18. Ambiguidade

6 2 0
                                    

– DIA 3.275 –

Li em algum lugar certa vez que o corpo humano contém cinco litros de sangue em média, mas nós não temos noção da quantidade que é isso até vermos o sangue sair de um corpo. Não posso dizer que Verônica perdeu todo o sangue, afinal ela não teve o corpo drenado. Mas pelo menos a metade dele saiu e em grande parte sobre mim.

Depois de cerca de uma hora que ela morreu, Verônica acordou para a sua segunda vida. Acho que eu estava mais apavorado do que pensei estar, porque esqueci completamente de ferir seu cérebro. Então o fiz, me banhando ainda mais de vermelho.

Essa sem sombra de dúvidas foi a pior noite da minha vida, ganha até mesmo da vez em que dormi em um galpão em meio à mata, no dia que minha mãe morreu. O corpo de Verônica diminuiu a temperatura conforme as horas passaram, ficou rígido e fui banhado pelo seu sangue.

Estar em contato com o corpo frio, molhado de sangue e com a fria, me fizeram tremer ao ponto de ficar com medo de ter uma crise de hipotermia, embora a noite aparenta estar em uma temperatura agradável e amena.

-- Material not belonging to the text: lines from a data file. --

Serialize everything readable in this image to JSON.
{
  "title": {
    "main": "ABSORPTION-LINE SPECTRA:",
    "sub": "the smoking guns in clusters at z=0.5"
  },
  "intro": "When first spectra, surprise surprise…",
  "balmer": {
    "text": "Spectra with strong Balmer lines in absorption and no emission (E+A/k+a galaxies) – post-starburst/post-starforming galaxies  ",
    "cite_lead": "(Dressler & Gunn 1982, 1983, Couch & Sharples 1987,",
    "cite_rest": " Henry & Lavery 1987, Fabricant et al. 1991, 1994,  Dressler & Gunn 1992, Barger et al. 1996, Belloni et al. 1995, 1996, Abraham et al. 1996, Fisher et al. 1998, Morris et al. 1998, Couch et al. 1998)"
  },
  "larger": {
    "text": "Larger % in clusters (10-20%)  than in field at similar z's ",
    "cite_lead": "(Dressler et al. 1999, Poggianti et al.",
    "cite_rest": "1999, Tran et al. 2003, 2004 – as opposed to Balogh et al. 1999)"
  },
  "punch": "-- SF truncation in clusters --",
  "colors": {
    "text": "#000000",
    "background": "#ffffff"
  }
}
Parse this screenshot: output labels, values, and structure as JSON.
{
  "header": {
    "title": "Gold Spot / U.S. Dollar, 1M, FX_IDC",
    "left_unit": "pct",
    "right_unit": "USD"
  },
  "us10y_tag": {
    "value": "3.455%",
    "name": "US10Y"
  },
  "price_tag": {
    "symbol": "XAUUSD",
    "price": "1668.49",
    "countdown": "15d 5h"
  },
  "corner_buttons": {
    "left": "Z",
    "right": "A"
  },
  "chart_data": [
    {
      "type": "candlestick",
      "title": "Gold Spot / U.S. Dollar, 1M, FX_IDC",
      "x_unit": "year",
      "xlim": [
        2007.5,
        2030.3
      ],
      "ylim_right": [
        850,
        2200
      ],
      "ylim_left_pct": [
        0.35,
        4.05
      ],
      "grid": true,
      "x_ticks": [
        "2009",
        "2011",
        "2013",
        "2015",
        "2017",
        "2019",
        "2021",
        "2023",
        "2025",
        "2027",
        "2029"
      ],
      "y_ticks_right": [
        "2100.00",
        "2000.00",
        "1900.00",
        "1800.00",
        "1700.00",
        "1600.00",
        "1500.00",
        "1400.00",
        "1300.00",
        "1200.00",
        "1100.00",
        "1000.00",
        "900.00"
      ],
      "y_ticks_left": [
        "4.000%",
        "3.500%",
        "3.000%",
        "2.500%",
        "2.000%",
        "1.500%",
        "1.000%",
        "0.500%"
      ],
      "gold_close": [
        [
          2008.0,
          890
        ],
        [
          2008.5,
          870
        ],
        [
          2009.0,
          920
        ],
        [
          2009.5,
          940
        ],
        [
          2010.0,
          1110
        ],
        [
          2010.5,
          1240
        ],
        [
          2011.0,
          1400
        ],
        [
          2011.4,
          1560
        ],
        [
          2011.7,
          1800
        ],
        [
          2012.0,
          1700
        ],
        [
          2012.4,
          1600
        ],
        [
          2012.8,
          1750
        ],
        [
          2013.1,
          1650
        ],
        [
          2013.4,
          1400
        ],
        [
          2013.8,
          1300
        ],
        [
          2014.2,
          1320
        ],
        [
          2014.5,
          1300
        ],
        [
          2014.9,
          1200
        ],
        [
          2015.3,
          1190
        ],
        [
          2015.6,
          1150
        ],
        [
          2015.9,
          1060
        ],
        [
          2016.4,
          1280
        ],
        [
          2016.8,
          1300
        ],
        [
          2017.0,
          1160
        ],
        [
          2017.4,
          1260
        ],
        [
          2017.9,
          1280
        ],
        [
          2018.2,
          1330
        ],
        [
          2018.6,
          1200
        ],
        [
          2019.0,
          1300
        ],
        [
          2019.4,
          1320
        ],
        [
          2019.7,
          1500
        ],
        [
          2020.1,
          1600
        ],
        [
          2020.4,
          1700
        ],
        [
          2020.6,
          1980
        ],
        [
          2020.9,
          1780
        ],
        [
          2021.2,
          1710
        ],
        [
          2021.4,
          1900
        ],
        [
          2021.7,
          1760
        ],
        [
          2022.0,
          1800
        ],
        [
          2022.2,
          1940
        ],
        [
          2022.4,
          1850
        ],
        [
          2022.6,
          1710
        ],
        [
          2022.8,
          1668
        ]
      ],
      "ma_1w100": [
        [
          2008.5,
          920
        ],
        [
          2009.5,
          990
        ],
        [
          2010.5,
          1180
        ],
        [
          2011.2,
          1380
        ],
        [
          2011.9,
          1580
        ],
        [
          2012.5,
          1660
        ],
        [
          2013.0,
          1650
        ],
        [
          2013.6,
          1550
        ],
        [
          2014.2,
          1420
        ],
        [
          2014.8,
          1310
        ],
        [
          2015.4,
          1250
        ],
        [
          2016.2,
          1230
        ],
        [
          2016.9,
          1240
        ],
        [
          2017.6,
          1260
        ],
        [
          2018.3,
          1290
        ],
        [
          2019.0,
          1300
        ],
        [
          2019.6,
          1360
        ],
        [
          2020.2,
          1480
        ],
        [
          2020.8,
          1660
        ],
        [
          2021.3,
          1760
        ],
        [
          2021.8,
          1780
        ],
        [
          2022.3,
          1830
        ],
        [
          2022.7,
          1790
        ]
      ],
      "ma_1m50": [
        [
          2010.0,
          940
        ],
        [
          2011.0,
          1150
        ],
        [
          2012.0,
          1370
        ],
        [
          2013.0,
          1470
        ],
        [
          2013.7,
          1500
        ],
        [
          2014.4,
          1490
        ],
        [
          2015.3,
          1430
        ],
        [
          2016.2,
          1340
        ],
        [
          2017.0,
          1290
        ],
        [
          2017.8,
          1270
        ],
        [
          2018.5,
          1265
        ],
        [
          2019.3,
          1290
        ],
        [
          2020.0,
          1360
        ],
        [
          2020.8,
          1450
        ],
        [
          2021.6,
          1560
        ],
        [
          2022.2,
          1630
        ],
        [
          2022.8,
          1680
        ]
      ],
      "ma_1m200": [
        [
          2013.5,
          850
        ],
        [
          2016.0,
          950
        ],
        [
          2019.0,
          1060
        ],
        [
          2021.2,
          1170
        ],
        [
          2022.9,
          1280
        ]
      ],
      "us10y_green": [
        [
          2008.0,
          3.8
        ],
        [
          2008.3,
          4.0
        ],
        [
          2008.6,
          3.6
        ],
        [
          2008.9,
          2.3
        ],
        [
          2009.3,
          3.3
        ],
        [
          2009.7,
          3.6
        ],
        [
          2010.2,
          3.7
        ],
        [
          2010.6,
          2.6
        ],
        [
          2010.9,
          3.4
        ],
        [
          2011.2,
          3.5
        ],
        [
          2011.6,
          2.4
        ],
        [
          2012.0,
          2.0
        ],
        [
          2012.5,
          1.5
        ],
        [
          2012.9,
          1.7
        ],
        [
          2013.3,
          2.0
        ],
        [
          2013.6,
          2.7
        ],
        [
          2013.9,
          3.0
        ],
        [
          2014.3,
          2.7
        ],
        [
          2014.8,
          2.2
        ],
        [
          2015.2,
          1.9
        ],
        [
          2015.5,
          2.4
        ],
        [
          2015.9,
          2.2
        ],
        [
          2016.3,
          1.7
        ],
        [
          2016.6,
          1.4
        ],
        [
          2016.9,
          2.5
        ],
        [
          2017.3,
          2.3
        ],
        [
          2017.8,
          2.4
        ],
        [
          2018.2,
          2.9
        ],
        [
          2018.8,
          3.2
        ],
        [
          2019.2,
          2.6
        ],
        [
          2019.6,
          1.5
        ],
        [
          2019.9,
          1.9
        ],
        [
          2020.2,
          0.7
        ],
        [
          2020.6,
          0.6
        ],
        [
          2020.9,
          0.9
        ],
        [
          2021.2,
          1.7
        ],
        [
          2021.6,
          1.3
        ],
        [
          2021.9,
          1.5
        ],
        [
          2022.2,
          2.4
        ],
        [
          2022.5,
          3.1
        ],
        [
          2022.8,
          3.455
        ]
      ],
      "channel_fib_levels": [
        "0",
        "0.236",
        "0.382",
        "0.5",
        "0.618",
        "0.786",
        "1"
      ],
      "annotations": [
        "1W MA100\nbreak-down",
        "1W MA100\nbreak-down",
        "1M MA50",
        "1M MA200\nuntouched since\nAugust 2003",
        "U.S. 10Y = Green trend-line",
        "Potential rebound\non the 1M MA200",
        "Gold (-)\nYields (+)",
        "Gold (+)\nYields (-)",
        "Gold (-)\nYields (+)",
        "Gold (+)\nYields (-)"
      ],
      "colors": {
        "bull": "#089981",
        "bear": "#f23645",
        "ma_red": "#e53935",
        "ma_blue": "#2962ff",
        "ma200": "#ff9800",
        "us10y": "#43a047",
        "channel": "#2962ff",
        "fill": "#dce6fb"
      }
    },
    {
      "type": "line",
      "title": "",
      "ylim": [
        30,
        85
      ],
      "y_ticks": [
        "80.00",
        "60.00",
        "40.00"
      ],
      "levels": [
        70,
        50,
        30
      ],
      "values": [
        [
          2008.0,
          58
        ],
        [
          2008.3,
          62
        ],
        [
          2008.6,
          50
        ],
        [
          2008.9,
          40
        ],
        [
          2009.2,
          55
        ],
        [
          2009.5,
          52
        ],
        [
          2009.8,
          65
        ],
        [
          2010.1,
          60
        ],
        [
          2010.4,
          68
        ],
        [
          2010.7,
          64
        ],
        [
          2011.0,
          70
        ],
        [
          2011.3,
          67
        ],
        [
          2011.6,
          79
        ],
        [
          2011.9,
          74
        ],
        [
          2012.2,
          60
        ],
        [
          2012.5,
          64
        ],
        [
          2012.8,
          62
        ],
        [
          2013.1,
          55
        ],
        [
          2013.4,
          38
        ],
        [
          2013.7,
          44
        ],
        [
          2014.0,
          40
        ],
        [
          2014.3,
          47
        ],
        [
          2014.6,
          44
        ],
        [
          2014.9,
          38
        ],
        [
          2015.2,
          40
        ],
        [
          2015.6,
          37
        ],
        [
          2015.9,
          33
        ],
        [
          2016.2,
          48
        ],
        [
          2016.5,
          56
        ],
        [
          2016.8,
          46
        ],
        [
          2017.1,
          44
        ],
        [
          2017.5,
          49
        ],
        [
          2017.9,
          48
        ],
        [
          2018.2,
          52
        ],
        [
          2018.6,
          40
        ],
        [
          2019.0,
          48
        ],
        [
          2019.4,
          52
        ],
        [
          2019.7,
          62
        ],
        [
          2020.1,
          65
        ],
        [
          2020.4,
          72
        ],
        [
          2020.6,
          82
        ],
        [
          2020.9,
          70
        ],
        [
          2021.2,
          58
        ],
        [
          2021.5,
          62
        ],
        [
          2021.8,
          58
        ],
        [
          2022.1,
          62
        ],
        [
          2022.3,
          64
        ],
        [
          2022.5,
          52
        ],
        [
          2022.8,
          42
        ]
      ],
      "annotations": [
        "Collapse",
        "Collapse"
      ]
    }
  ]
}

Nessa noite eu chorei como há muito tempo não chorava. Foi como tornar o pesadelo mais macabro e perverso em realidade. Passar frio por estar banhado em sangue, preso em um armário apertado e escuro com um cadáver e criaturas batendo à porta tentando entrar para acabar com minha vida.

Nem no meu pior pesadelo poderia imaginar uma situação dessas.

Na metade da noite os Vazios desistiram de me pegar, mas não tive coragem de abrir a porta para me desfazer do corpo da mulher, então aguentei até o amanhecer.

Não sei se adormeci em algum momento nessa longa e escura noite, mas a sensação que tenho é que em um piscar de olhos, a luz do dia se fez presente nas frestas das portas do armário e então decidi deixar essa câmara de tortura para traz.

Abro uma fresta na porta, constato que não existem Vazios no quarto e percebo que o dia está mais claro do que pensei, então escancaro ambas as outra porta. Empurro o corpo rígido de Verônica para o chão que cai como se ela fosse feita de plástico duro. Ponho as pernas para fora e começo a me levantar, mas meu corpo está tão dolorido pelas horas imóvel e encolhido que quase choro novamente pela dor e esforço de me pôr ereto. Demoro mais de dez minutos para o sangue nas minhas pernas voltarem a circular e eu ter forças de andar.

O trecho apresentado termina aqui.